Mark,
Definitely sounds like a possibility. In my usage, the GetSQS processor
would yield often (because the SQS queue is low volume), but it was only
run once per second (or 10 seconds, depending on the setting I used).
I'm unsure if/how this explains why I saw high CPU usage for several
days, then once I played with the settings, it dropped to a normal
amount, but hopefully its another data point.
Cheers,
Adam
On 11/4/15 2:33 PM, Mark Payne wrote:
Adam,
I wonder if this ticket that I just created [1] is actually the same
issue that you're seeing here.
When GetSQS determines there is nothing to do, it will "yield",
essentially pausing itself for some amount of time
(by default 1 second). But the framework wasn't properly pausing the
processor. Instead, it continually ran a task that
simply asks "are you yielded?" Since the answer was yes, it finished
that task and ran it again. This can cause the
CPU usage to be significantly higher when there's nothing to do than
when there is actually work to do.
Thanks
-Mark
[1] https://issues.apache.org/jira/browse/NIFI-1111
On Nov 3, 2015, at 1:05 PM, Adam Lamar <adamond...@gmail.com
<mailto:adamond...@gmail.com>> wrote:
Hey Joe,
I think there are two possible JIRAs.
1) Add long polling support using setWaitTimeSeconds() - should be
really easy. I can take a crack at a pull request. Here's a JIRA:
https://issues.apache.org/jira/browse/NIFI-1103
2) Investigate the high CPU usage. I saw this initially for several
days, but it went away after I adjusted the run schedule (from 1
second to 10 seconds back to 1 second). I have CPU charts showing the
high usage and corresponding drop, but I need to reproduce the issue.

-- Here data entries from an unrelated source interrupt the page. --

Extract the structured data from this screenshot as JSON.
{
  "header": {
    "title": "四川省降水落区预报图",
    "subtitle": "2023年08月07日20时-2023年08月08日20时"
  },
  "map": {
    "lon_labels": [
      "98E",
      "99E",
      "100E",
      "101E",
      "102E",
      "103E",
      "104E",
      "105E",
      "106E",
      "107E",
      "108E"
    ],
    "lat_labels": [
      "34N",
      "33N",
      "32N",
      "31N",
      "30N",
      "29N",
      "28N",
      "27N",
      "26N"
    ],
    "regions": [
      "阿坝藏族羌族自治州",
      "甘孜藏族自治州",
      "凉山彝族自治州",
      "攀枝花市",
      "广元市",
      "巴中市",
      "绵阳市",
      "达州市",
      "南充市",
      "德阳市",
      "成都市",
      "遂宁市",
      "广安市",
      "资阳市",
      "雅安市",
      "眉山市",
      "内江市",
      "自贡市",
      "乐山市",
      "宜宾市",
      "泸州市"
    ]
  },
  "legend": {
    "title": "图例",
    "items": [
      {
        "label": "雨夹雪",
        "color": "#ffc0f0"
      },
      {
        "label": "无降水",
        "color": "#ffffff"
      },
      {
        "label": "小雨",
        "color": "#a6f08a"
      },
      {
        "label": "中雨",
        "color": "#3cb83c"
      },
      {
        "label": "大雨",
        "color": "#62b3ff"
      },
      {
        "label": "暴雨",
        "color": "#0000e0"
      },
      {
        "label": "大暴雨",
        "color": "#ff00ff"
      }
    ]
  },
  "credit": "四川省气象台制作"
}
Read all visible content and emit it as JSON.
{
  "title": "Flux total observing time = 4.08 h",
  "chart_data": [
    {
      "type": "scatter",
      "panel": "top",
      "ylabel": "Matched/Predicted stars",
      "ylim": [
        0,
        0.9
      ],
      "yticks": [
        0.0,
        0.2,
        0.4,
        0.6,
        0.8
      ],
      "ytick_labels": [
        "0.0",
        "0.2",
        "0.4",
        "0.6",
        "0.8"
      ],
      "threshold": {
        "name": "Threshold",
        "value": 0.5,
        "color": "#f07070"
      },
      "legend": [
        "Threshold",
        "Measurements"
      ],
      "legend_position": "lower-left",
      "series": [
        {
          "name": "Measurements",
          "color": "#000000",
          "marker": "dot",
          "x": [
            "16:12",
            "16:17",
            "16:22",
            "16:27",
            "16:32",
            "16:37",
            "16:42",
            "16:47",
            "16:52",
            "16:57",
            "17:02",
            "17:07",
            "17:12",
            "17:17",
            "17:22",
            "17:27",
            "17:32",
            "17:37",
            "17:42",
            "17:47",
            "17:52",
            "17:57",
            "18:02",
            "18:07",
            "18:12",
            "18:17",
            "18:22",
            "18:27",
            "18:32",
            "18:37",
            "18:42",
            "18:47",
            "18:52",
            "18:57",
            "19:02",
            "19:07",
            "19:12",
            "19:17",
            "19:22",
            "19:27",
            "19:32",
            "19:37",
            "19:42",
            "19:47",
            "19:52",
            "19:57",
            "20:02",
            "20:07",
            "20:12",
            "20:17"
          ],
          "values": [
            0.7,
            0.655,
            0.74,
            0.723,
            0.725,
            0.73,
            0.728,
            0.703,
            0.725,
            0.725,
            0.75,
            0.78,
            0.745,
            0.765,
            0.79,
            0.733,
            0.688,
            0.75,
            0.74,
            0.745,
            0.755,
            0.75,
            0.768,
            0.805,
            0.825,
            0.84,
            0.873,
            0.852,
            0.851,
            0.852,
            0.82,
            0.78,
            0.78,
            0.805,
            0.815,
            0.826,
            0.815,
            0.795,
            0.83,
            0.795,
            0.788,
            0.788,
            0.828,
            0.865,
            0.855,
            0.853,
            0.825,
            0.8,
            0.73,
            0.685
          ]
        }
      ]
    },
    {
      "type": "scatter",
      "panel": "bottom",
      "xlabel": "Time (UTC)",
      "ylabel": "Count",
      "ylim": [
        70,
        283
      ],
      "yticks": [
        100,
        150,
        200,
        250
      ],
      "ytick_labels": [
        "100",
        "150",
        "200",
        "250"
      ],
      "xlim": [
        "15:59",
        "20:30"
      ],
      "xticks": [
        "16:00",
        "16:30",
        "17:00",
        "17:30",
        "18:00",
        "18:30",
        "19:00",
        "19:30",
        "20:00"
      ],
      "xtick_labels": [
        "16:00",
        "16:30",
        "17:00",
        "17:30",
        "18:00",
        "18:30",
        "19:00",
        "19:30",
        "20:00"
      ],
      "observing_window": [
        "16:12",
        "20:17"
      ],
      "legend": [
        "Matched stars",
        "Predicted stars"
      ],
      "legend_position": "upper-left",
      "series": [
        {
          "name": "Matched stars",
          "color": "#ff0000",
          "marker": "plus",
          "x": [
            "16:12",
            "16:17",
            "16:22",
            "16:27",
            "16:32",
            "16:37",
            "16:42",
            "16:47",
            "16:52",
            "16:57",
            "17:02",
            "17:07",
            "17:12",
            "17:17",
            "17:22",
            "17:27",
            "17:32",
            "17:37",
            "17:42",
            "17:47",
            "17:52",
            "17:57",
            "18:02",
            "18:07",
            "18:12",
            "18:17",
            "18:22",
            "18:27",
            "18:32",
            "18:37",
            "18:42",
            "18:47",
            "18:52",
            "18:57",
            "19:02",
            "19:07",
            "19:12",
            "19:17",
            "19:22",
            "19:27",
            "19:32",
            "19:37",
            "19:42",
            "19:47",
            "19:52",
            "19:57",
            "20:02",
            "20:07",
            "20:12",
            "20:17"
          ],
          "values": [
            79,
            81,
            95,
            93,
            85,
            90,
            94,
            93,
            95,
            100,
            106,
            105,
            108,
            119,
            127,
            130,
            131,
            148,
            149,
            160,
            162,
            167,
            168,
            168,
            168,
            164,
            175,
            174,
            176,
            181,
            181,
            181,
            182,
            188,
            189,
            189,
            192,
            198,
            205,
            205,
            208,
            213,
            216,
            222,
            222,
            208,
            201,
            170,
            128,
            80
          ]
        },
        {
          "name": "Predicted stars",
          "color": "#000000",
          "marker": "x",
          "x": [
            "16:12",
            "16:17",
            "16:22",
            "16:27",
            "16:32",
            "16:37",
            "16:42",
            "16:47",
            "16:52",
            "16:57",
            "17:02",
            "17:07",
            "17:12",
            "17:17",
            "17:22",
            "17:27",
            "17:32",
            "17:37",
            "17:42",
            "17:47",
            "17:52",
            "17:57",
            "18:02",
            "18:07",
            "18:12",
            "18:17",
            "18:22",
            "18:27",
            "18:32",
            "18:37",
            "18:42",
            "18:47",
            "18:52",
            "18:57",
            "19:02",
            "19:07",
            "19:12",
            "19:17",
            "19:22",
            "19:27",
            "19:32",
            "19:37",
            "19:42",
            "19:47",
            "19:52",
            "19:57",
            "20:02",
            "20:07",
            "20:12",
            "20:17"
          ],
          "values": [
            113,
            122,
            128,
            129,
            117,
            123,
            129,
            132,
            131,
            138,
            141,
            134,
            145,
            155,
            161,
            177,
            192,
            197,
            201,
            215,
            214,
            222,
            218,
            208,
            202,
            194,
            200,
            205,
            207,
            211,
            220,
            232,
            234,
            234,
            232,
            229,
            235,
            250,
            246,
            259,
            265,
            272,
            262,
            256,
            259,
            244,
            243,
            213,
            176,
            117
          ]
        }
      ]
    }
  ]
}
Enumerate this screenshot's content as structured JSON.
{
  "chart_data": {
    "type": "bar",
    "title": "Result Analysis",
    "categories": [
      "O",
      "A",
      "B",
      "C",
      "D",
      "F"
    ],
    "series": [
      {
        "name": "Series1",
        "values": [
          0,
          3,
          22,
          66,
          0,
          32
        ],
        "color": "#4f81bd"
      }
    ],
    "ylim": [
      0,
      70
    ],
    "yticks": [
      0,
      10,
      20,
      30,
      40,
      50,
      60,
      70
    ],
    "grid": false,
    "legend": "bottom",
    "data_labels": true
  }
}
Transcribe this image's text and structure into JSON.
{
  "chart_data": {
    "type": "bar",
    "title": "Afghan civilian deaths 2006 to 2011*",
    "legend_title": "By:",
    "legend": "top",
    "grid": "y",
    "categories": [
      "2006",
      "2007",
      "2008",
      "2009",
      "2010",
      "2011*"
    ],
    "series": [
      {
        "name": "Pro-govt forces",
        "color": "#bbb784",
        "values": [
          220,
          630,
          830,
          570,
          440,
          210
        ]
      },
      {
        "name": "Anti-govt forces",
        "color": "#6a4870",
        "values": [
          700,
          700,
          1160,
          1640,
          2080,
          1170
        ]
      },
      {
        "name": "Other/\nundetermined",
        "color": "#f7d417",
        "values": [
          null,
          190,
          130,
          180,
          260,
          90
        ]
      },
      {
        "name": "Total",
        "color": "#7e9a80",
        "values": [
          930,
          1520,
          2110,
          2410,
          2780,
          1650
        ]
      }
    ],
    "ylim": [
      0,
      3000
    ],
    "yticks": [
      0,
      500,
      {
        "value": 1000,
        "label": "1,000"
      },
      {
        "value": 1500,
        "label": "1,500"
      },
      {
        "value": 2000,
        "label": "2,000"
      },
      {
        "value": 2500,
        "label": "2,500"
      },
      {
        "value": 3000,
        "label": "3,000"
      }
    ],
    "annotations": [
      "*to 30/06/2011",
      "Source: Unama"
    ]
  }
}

I'll circle back in a few days when I get some time to work on it.
Cheers,
Adam
On 11/3/15 2:41 AM, Joe Witt wrote:
Adam,
Just wanted to follow up on this. Have you had any better results and
should we put a JIRA in behind what you're seeing?
Thanks
Joe
On Tue, Oct 20, 2015 at 7:58 PM, Adam Lamar <adamond...@gmail.com
<mailto:adamond...@gmail.com>> wrote:
Adam,
Thanks for the reply!
Amazon supports (and recommends) long polling on SQS queues[1]. The
GetSQS
code doesn't attempt long polling at all, but I wasn't sure if this was
intentional or if the option had just never been added. With a 20
second
long poll, the processor would make 3 requests per minute instead
of 60,
assuming the queue was empty during that time.
Another data point - even during high CPU usage, the GetSQS
processor was
only making one request per second to SQS (verified via tcpdump).
While not
ideal from a billing perspective, doesn't it seem wrong that 1
request a
second is causing such high CPU?
Perhaps to muddy the waters a bit, I played with the run schedule
yesterday,
and even now that I've turned it back to 1 second, CPU usage is
remaining
low. Before I could start/stop GetSQS repeatedly and observe the
high CPU
usage, but now I can't reproduce it. If I'm able to consistently
reproduce
the issue in the future, I'll be sure to post again.
Cheers,
Adam
[1]
http://docs.aws.amazon.com/AWSSimpleQueueService/latest/SQSDeveloperGuide/sqs-long-polling.html
On 10/20/15 4:37 AM, Adam Estrada wrote:
Adam,
I suspect that getSQS is polling Amazon to check for data. It's not
exactly like your standard message broker in that you have to
force the
poll. Anyway, throw a wait time in there and see if that fixes it.
This will
also help lower your monthly Amazon bill...
Adam
On Oct 19, 2015, at 11:41 PM, Adam Lamar <adamond...@gmail.com>
wrote:
Hi everybody!
I've been testing NiFi 0.3.0 with the GetSQS processor to fetch
objects
from an AWS bucket as they're created. My flow looks like this:
GetSQS
SplitJson
ExtractText
FetchS3Object
PutFile
I noticed that GetSQS causes a high amount of CPU usage - about
90% of
one core. If I turn off GetSQS, CPU usage immediately drops to
2%. If I turn
GetSQS back on with the run schedule at 10, it stays at 2%.
Would it be worth using setWaitTimeSeconds [1] to make the SQS
receive a
blocking call? Alternatively, should GetSQS default to a longer run
schedule?
Cheers,
Adam
[1]
http://docs.aws.amazon.com/AWSJavaSDK/latest/javadoc/com/amazonaws/services/sqs/model/ReceiveMessageRequest.html#setWaitTimeSeconds(java.lang.Integer)